Что он, провоцирует нас, что ли? Я вижу во взглядах затаенный гнев. Вижу, как Кирпач, которому я вчера вскрыла совершенно зажившую рану на ноге, весь напрягся, даже покраснел. Вот-вот с его заросших волосом губ сорвется ругательство. Я взглядом стараюсь передать: «Молчите, ради всего святого, молчите!»
Молчат. С койки Василия Харитоновича доносится храп.

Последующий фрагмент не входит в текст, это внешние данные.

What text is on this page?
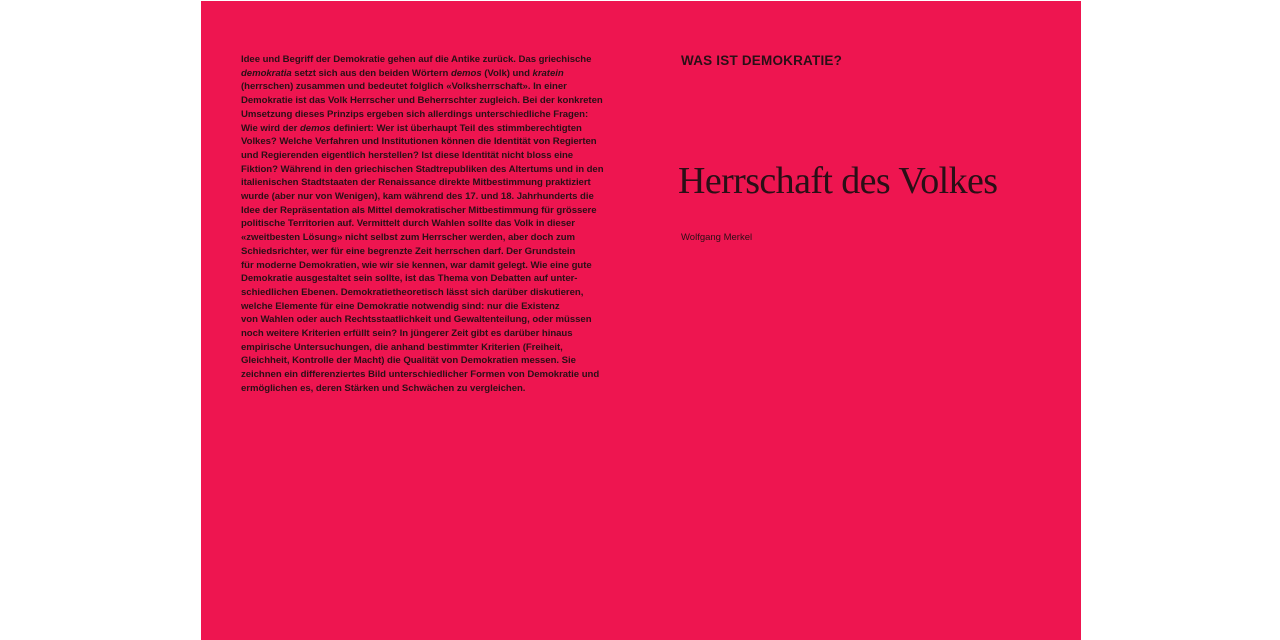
Idee und Begriff der Demokratie gehen auf die Antike zurück. Das griechische
demokratia setzt sich aus den beiden Wörtern demos (Volk) und kratein
(herrschen) zusammen und bedeutet folglich «Volksherrschaft». In einer
Demokratie ist das Volk Herrscher und Beherrschter zugleich. Bei der konkreten
Umsetzung dieses Prinzips ergeben sich allerdings unterschiedliche Fragen:
Wie wird der demos definiert: Wer ist überhaupt Teil des stimmberechtigten
Volkes? Welche Verfahren und Institutionen können die Identität von Regierten
und Regierenden eigentlich herstellen? Ist diese Identität nicht bloss eine
Fiktion? Während in den griechischen Stadtrepubliken des Altertums und in den
italienischen Stadtstaaten der Renaissance direkte Mitbestimmung praktiziert
wurde (aber nur von Wenigen), kam während des 17. und 18. Jahrhunderts die
Idee der Repräsentation als Mittel demokratischer Mitbestimmung für grössere
politische Territorien auf. Vermittelt durch Wahlen sollte das Volk in dieser
«zweitbesten Lösung» nicht selbst zum Herrscher werden, aber doch zum
Schiedsrichter, wer für eine begrenzte Zeit herrschen darf. Der Grundstein
für moderne Demokratien, wie wir sie kennen, war damit gelegt. Wie eine gute
Demokratie ausgestaltet sein sollte, ist das Thema von Debatten auf unter-
schiedlichen Ebenen. Demokratietheoretisch lässt sich darüber diskutieren,
welche Elemente für eine Demokratie notwendig sind: nur die Existenz
von Wahlen oder auch Rechtsstaatlichkeit und Gewaltenteilung, oder müssen
noch weitere Kriterien erfüllt sein? In jüngerer Zeit gibt es darüber hinaus
empirische Untersuchungen, die anhand bestimmter Kriterien (Freiheit,
Gleichheit, Kontrolle der Macht) die Qualität von Demokratien messen. Sie
zeichnen ein differenziertes Bild unterschiedlicher Formen von Demokratie und
ermöglichen es, deren Stärken und Schwächen zu vergleichen.
WAS IST DEMOKRATIE?
Herrschaft des Volkes
Wolfgang Merkel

Это тоже как бы знак - сохранять спокойствие.
Прусак подает этому чертову «фону» отобранные им карточки историй болезни.
- «Лапшев Петр Прокофьевич», - брезгливо читает Шонеберг, вынув из пачки первую попавшуюся.
- Лапшев, поднимитесь, - говорю я, и Лапшев приподнимается.
Это огромный парень. Артиллерист, у него полостное ранение. Еще недавно он весил больше центнера. Теперь - мешок с крупными костями. Но раны у него так зарубцевались, что пришлось потрудиться, чтобы привести их, по выражению тети Фени, «в божеский вид». Молодец, он не встал, он только сел на койке.